If you're a sports fan, you've probably noticed your viewing experience comes with more data than it used to. Genius Sports is one of two big data providers that the world's sports betting companies and media businesses rely on. These days, just about every statistic used to entertain viewers and set sportsbooks' lines is generated by either Genius Sports or a similar company called Sportradar.

From the end of 2024 through Aug. 1, shares of Genius Sports gained 35% and could go even higher, according to Wall Street. On July 1, Truist Financial analyst Barry Jonas gave the stock a buy rating and a $14 price target. The target suggests the stock could rise 20% from its Aug. 1 closing price over the next 12 months.

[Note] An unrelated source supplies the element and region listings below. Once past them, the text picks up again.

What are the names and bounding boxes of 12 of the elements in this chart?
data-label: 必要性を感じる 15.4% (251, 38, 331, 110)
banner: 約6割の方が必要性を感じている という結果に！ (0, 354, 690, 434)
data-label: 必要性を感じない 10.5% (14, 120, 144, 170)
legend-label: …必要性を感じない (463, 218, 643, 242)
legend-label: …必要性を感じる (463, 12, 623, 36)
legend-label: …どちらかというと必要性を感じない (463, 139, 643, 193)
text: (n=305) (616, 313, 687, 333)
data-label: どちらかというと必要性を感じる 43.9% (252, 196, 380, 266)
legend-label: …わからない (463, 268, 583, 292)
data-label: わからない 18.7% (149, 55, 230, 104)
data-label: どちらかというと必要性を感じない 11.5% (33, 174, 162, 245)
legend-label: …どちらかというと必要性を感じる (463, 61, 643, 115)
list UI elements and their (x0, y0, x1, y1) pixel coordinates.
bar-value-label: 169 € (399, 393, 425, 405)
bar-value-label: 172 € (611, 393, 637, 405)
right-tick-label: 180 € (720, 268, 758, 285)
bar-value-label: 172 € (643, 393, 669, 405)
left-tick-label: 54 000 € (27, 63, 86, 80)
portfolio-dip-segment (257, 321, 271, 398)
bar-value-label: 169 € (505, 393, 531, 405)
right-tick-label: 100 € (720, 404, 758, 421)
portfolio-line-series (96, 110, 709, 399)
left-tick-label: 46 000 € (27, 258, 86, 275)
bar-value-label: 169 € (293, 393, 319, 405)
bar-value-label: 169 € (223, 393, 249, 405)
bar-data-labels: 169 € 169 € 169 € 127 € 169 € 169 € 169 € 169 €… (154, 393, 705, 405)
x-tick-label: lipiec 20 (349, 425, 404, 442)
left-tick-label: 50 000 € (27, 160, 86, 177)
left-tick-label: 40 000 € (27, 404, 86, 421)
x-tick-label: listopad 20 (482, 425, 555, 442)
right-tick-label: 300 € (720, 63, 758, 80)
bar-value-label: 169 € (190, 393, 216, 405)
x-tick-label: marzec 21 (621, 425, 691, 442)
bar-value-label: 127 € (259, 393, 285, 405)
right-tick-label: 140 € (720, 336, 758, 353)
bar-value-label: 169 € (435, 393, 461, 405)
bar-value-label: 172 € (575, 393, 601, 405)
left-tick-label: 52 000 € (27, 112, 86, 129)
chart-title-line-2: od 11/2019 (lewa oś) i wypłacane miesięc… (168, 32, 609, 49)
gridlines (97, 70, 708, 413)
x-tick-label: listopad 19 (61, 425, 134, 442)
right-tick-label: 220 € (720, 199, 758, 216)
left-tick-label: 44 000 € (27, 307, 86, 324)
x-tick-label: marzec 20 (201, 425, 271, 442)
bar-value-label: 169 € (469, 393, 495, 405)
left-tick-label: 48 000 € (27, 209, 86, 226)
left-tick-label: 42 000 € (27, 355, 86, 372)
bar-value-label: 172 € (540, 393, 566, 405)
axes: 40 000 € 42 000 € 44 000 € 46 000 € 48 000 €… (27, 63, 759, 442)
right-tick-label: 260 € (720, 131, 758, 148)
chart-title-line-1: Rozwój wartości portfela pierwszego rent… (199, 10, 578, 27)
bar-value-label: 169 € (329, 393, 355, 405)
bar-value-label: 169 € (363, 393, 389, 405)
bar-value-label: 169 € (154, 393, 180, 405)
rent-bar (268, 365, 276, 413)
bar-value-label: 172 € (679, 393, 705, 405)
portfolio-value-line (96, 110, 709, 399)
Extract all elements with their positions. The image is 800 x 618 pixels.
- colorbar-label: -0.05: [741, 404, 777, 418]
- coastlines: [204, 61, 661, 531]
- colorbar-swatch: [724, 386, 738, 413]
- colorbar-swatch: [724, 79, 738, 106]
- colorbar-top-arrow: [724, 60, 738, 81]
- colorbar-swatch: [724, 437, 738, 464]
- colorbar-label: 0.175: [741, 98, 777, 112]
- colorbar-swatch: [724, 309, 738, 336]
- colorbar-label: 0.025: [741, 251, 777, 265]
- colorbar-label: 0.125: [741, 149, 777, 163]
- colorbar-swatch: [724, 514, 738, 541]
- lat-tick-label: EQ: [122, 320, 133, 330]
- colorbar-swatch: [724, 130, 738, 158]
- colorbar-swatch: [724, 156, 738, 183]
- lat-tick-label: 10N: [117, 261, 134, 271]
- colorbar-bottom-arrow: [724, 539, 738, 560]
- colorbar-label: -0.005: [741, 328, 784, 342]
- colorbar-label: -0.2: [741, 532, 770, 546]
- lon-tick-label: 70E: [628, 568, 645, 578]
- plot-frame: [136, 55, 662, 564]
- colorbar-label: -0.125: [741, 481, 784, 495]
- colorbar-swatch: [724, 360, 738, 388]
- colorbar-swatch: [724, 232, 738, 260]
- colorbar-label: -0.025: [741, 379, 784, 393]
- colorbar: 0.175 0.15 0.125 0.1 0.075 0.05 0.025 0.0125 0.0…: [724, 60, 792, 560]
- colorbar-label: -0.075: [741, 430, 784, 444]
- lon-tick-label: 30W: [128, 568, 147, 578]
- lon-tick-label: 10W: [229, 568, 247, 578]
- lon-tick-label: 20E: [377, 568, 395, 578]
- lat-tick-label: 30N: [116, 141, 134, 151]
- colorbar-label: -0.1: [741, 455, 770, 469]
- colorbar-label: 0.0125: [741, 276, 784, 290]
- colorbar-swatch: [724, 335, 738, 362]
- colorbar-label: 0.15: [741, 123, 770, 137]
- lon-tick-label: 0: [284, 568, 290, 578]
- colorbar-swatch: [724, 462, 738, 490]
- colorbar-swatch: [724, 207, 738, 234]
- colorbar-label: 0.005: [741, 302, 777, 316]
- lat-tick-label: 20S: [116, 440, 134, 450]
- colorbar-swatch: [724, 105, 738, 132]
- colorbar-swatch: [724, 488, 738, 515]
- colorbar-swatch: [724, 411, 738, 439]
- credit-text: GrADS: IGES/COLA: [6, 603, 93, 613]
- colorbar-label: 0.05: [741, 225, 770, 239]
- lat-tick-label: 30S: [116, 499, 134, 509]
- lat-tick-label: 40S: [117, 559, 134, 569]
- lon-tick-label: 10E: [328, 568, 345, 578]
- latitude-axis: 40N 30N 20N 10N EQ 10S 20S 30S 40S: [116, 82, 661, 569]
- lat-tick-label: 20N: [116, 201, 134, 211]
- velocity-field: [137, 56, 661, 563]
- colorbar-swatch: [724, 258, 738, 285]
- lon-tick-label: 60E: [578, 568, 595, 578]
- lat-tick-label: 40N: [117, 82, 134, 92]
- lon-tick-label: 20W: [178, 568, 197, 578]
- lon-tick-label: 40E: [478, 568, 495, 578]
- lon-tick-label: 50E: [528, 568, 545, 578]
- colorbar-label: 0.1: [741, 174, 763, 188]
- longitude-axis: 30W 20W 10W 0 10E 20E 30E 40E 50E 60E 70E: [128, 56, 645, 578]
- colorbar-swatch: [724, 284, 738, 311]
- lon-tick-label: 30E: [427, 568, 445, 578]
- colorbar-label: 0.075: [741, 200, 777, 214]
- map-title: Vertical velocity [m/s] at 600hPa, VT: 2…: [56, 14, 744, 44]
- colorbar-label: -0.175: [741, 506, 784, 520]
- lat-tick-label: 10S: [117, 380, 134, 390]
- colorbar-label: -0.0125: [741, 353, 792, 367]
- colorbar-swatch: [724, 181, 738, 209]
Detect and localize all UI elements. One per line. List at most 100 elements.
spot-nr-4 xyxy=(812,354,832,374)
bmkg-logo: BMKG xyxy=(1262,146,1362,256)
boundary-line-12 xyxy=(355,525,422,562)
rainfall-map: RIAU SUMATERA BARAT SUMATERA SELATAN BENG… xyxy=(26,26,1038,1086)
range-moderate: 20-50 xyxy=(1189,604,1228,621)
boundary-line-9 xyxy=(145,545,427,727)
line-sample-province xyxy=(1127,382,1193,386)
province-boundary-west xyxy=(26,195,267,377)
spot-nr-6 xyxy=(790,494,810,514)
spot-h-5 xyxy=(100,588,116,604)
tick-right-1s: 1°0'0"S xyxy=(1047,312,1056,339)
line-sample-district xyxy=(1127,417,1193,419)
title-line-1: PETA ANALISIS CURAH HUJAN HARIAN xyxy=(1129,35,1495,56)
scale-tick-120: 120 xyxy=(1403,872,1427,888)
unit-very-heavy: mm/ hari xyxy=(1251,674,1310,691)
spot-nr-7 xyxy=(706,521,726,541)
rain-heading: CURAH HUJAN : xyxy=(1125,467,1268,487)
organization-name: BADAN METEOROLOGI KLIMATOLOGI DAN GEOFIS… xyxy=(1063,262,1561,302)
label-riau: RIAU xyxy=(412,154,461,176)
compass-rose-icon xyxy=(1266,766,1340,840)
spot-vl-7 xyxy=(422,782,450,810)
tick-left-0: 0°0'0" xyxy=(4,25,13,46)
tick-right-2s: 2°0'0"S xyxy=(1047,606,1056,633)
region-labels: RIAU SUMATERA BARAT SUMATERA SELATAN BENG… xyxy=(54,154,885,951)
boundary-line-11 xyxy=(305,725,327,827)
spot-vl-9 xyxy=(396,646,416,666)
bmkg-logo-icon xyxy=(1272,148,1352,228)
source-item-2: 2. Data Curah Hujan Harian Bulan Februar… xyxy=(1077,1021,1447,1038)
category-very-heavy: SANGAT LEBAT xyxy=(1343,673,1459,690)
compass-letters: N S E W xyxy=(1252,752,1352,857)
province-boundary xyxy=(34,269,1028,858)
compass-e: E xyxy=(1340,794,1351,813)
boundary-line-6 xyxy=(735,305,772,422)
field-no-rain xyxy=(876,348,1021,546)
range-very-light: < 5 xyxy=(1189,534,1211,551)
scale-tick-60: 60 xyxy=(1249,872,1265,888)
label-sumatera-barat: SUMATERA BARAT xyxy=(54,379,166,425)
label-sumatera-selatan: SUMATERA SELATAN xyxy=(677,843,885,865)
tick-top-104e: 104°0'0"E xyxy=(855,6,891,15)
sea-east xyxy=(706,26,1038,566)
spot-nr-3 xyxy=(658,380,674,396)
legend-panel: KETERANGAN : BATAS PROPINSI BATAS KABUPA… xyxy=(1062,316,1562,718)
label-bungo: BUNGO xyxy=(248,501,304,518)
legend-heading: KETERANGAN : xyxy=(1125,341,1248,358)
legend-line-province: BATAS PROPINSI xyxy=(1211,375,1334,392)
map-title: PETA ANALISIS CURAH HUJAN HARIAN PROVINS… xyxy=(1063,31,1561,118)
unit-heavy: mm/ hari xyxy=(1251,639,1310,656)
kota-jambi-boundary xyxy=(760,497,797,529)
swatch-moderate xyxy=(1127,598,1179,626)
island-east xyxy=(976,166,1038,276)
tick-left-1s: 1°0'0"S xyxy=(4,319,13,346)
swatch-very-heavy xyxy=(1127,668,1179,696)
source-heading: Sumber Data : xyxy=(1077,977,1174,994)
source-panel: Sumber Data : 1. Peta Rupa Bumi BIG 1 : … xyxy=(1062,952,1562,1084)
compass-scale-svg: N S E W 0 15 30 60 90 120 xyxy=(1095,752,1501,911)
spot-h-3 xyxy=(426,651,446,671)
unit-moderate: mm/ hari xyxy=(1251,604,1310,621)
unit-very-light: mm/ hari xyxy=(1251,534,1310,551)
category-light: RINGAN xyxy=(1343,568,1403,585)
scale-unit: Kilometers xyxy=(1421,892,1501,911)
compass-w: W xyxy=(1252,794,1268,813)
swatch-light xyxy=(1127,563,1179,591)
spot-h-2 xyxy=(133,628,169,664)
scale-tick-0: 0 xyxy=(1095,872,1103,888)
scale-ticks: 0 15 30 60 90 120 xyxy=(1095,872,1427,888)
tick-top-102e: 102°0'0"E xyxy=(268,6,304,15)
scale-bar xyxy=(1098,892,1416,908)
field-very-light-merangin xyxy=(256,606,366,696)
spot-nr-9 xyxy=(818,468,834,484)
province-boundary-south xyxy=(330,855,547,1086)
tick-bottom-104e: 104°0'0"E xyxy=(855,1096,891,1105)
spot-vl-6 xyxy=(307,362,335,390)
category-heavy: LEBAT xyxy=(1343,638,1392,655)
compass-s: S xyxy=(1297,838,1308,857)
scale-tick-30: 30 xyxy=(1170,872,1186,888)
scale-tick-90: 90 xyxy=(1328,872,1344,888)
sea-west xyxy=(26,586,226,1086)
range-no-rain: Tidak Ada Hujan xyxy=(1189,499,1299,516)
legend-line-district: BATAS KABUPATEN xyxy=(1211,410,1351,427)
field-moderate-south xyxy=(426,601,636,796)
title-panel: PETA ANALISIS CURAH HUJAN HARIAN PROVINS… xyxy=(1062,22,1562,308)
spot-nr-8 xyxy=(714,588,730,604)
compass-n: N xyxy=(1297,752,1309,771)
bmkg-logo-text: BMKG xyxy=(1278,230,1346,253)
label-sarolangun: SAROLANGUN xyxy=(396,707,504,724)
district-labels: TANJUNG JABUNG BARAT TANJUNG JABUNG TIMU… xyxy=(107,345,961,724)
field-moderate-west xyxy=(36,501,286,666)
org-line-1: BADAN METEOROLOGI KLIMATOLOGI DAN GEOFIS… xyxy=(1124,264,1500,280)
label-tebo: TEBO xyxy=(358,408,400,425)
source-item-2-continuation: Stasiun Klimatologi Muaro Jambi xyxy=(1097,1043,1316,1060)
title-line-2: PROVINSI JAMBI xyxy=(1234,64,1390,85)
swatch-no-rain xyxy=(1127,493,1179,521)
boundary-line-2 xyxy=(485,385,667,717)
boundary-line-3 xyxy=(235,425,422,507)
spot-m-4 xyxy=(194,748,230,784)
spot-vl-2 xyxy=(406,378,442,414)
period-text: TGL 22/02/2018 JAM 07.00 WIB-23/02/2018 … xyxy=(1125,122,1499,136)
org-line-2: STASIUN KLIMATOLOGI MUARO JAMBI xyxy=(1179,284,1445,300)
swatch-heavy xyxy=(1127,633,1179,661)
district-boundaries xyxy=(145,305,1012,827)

By revenue, Genius Sports is a little less than half the size of Sportradar but has some important partnerships that could cement its position in the nascent sports data duopoly. In June, Genius Sports extended a deal with the National Football League (NFL) that makes it the league's exclusive distributor of real-time statistics and betting data.

A multiyear deal with the NFL will help Genius continue growing by leaps and bounds. This year, management expects sales to grow by 21%, and the company's bottom line is rising even faster than its top line.

The company's first-quarter gross profit margin more than doubled year over year to reach 24.4%. As a result, this year's adjusted earnings before interest, taxes, depreciation, and amortization (EBITDA) are expected to reach $125 million. That would be a 46% leap year over year.

It looks like Genius Sports has a bright future ahead, but the stock is somewhat risky. It's been trading for about 52 times forward-looking earnings expectations. If the company shows any signs of a slowdown over the next few years, investors who buy at this high valuation could suffer heavy losses.

As a member of the emerging sports data duopoly, there's a good chance Genius Sports will grow into its lofty valuation. That said, this stock is only appropriate for investors who can tolerate a lot of risk.